With this PR's fallback, Dir.tmpdir would accept /tmp in that case even though actual writes fail. So the fallback from File.writable? to stat.writable? appears risky and does not address the reproduced Kubernetes emptyDir failure.

Based on this, I think the correct fix is Kubernetes/pod configuration setting the sticky bit (01777) on the temp directory, rather than changing Ruby to trust stat.writable? when File.writable? says no.

[ioquatix]

As a temporary application-level workaround until Kubernetes can mount disk-backed emptyDir with the sticky bit set, users could opt into a narrow monkey patch rather than changing Ruby's default behavior globally.
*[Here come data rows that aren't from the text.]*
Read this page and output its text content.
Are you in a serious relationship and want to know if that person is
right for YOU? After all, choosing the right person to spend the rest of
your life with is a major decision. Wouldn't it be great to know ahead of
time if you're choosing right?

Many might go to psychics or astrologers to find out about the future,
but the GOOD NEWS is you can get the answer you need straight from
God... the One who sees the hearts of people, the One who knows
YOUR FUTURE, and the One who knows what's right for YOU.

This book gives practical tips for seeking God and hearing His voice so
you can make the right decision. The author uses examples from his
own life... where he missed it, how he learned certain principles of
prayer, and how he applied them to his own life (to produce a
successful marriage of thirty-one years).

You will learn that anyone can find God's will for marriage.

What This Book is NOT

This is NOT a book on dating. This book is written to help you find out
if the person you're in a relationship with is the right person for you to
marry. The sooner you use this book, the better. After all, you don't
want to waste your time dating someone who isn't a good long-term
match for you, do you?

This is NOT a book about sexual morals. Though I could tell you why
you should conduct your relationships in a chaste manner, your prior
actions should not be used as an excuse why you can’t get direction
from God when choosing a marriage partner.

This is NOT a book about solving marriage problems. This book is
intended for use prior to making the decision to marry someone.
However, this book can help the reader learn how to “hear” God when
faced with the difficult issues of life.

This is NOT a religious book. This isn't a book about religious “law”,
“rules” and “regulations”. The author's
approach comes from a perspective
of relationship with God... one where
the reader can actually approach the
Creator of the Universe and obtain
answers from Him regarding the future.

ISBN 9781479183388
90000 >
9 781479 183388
For example, in an app boot file that runs early:

require "tmpdir"

class Dir
  class << self
    alias_method :tmpdir_without_kubernetes_emptydir_workaround, :tmpdir

    def tmpdir
      tmpdir_without_kubernetes_emptydir_workaround
    rescue ArgumentError
      dir = ENV["RUBY_TMPDIR_ALLOW_UNSAFE_EMPTYDIR"]
      raise unless dir && !dir.empty?

      dir = File.expand_path(dir)
      stat = File.stat(dir)

      raise unless stat.directory?
      raise unless File.writable?(dir)

      path = File.join(dir, ".ruby-tmpdir-check-#{Process.pid}")
      File.open(path, File::WRONLY | File::CREAT | File::EXCL, 0600) {}
      File.unlink(path)

      warn "Using world-writable non-sticky tmpdir due to RUBY_TMPDIR_ALLOW_UNSAFE_EMPTYDIR=#{dir}: #{dir}"
      dir
    end
  end
end

Then configure the pod explicitly:

env:
  - name: TMPDIR
    value: /tmp
  - name: RUBY_TMPDIR_ALLOW_UNSAFE_EMPTYDIR
    value: /tmp

This intentionally bypasses Ruby's sticky-bit safety check, so it should only be used in tightly controlled containers where the temp directory is not shared with untrusted users/processes. It also uses a real write probe, not stat.writable?, so it will not accept a read-only-root /tmp where mode bits say writable but actual writes fail.

Preferred fixes remain: mount a temp directory with mode 01777, use emptyDir.medium: Memory where appropriate, run an init container to chmod 1777 the mounted emptyDir, or use Kubernetes sticky-bit support once available.